MLST-based genotype analysis
MLST was performed to analyze the genotypic diversity of S. flexneri isolates based on 15 housekeeping genes. The 54 isolates were divided into seven STs, including ST68, ST100, ST103, ST120, ST124, ST135 and ST227. Among them, ST227 was novel, while the six other STs have previously been reported. These seven STs belonged to several clonal complexes (CCs): CC10 (ST100 and ST103), CC26 (ST68), and others (ST120, ST124, ST135 and ST227). The clustering tree (Fig 2) based on the MLST data showed that ST68 was a singleton type and that the other six STs contained two or more isolates. The most common ST was ST100 (n=33, 61.11%), including isolates of serotypes 1a, 2a, and Xv. All the isolates of ST124 and ST227 belonged to S. flexneri 6 and 4a, respectively. The cluster tree indicated that isolates belonging to the same serotype closely clustered based on the province of isolation. In addition, according to the minimum spanning tree (MST) based on the allele, it was found that ST100, ST120 and ST135 had closer relationships and only differed in aspC, while ST68, ST124 and ST227 were very different from the other STs (Fig 3).

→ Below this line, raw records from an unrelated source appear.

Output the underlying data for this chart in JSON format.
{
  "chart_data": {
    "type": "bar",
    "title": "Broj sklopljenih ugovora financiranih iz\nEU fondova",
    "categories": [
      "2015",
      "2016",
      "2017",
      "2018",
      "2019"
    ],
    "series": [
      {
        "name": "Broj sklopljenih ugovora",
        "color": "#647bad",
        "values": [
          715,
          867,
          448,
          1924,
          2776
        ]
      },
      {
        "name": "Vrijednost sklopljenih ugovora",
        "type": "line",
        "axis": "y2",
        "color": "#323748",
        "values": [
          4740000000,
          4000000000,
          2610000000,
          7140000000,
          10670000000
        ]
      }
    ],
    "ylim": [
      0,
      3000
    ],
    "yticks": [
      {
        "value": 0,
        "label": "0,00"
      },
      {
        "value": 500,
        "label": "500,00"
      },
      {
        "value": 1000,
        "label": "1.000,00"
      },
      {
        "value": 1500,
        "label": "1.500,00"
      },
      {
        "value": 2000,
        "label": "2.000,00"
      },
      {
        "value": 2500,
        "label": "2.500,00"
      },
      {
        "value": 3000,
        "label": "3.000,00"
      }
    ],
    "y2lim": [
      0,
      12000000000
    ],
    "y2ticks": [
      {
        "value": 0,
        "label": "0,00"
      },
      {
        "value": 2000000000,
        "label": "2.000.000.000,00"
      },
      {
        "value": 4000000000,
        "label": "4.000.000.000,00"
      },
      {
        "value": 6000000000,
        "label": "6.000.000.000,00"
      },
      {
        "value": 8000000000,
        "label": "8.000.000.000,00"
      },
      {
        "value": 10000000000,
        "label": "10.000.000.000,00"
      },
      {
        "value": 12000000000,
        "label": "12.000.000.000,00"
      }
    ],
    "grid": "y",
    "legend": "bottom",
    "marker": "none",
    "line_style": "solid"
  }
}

MLVA-based genotype analysis
MLVA based on eight VNTR loci was performed to further characterize the isolated S. flexneri strains. The copy numbers of the eight VNTR loci are listed in Fig 4. Overall, the 54 isolates based on the unique MLVA profiles were discriminated into 39 different MLVA types (MTs). Among them, twenty-eight MTs belonged to the singleton type, and the other ten MTs contained no more than three isolates. The MLVA cluster tree of the isolates showed that they were divided into five clusters, designated A to E, with a low coefficient of similarity from 20%-60% (Fig 4). Each cluster was further divided into many subclusters. MLVA can cluster different serotype strains separately and distinguish between the same serotype strains. The main cluster, cluster C, was observed clustering S. flexneri 2a isolates and further divided into 15 MTs. Additionally, clusters A (except GBSF1502176), D and E only clustered the Xv, 2b, and 6 serotype strains, respectively. The results showed differences based on the geographical origin and time span in the same serotype.

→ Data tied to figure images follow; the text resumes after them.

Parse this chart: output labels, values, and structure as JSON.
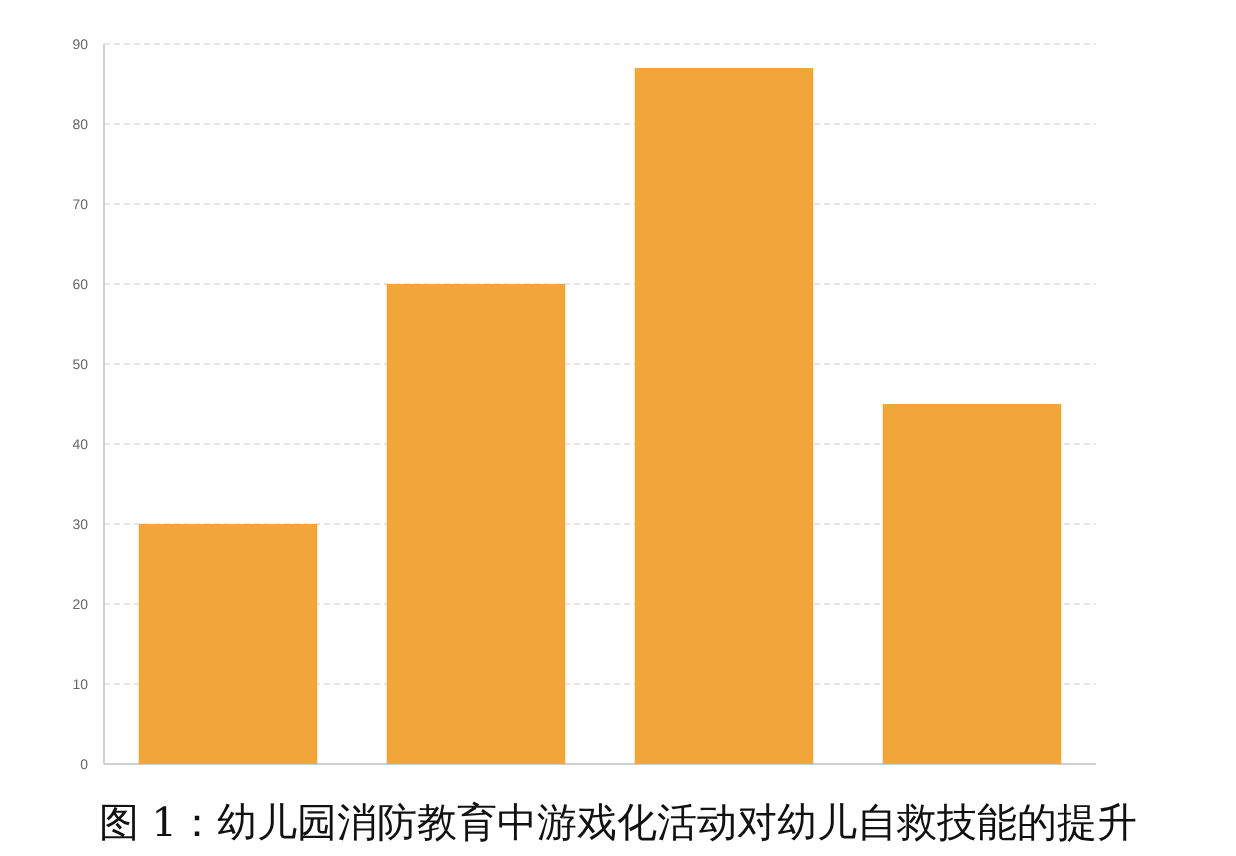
{
  "chart_data": {
    "type": "bar",
    "categories": [
      null,
      null,
      null,
      null
    ],
    "values": [
      30,
      60,
      87,
      45
    ],
    "color": "#f2a53a",
    "ylim": [
      0,
      90
    ],
    "yticks": [
      0,
      10,
      20,
      30,
      40,
      50,
      60,
      70,
      80,
      90
    ],
    "grid": "y",
    "annotations": [
      "图 1：幼儿园消防教育中游戏化活动对幼儿自救技能的提升"
    ]
  }
}
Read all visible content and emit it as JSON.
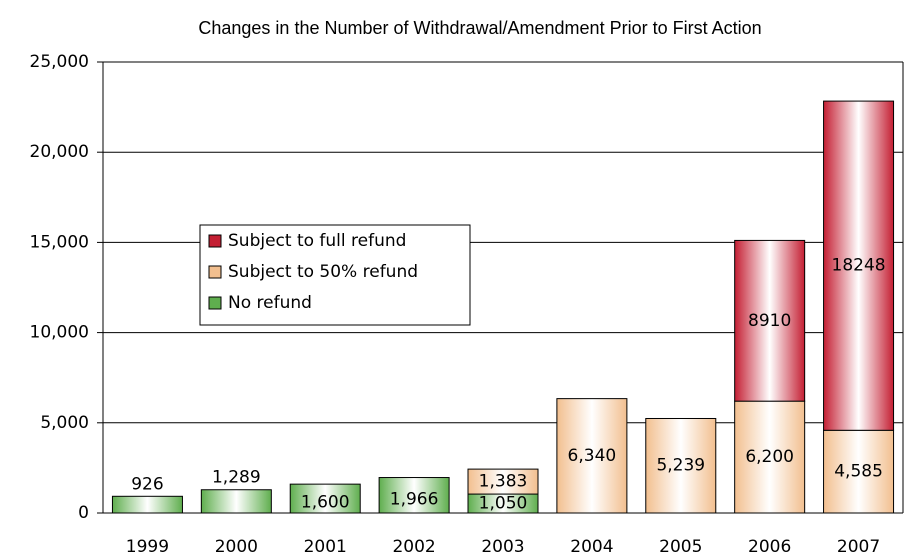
{
  "chart_data": {
    "type": "stacked_bar",
    "title": "Changes in the Number of Withdrawal/Amendment Prior to First Action",
    "categories": [
      "1999",
      "2000",
      "2001",
      "2002",
      "2003",
      "2004",
      "2005",
      "2006",
      "2007"
    ],
    "series": [
      {
        "name": "No refund",
        "color": "#5fae4e",
        "values": [
          926,
          1289,
          1600,
          1966,
          1050,
          null,
          null,
          null,
          null
        ],
        "value_labels": [
          "926",
          "1,289",
          "1,600",
          "1,966",
          "1,050",
          null,
          null,
          null,
          null
        ]
      },
      {
        "name": "Subject to 50% refund",
        "color": "#f2bf8f",
        "values": [
          null,
          null,
          null,
          null,
          1383,
          6340,
          5239,
          6200,
          4585
        ],
        "value_labels": [
          null,
          null,
          null,
          null,
          "1,383",
          "6,340",
          "5,239",
          "6,200",
          "4,585"
        ]
      },
      {
        "name": "Subject to full refund",
        "color": "#c41f33",
        "values": [
          null,
          null,
          null,
          null,
          null,
          null,
          null,
          8910,
          18248
        ]
      }
    ],
    "ylim": [
      0,
      25000
    ],
    "yticks": [
      0,
      {
        "value": 5000,
        "label": "5,000"
      },
      {
        "value": 10000,
        "label": "10,000"
      },
      {
        "value": 15000,
        "label": "15,000"
      },
      {
        "value": 20000,
        "label": "20,000"
      },
      {
        "value": 25000,
        "label": "25,000"
      }
    ],
    "grid": true
  }
}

PFGE-based genotype analysis
The genotypes and genetic relatedness diversity of the 54 S. flexneri isolates were assessed by PFGE. NotI-digested S. flexneri chromosomal DNA generated 31 reproducible unique PFGE patterns (PTs), each with 11-16 bands (Fig 5). Eleven patterns were represented by more than one isolate, with PT20 (n = 8) containing the most isolates, followed by PT18 (n =5). The dendrogram of S. flexneri isolates showed low similarity (40%-60%) and could be classed into three gross clusters on the basis of their serotypes: clusters A, B and C. Isolates belonging to the same serotype but recovered in different years showed clear relatedness, as indicated by their grouping in the same clusters. The majority of serotype 2a isolates, with the exception of isolate QYSF1511395, grouped together in cluster B. The QYSF1511395 strain isolated from Qinghai Province clustered independently in cluster C. Isolates 1a, 2b and Xv clustered into cluster B and were closely related to the serotype 2a isolates. However, the isolates of serotypes 4a and 6 were assigned to cluster A with a relatively close relationship, but different serotype strains clustered separately.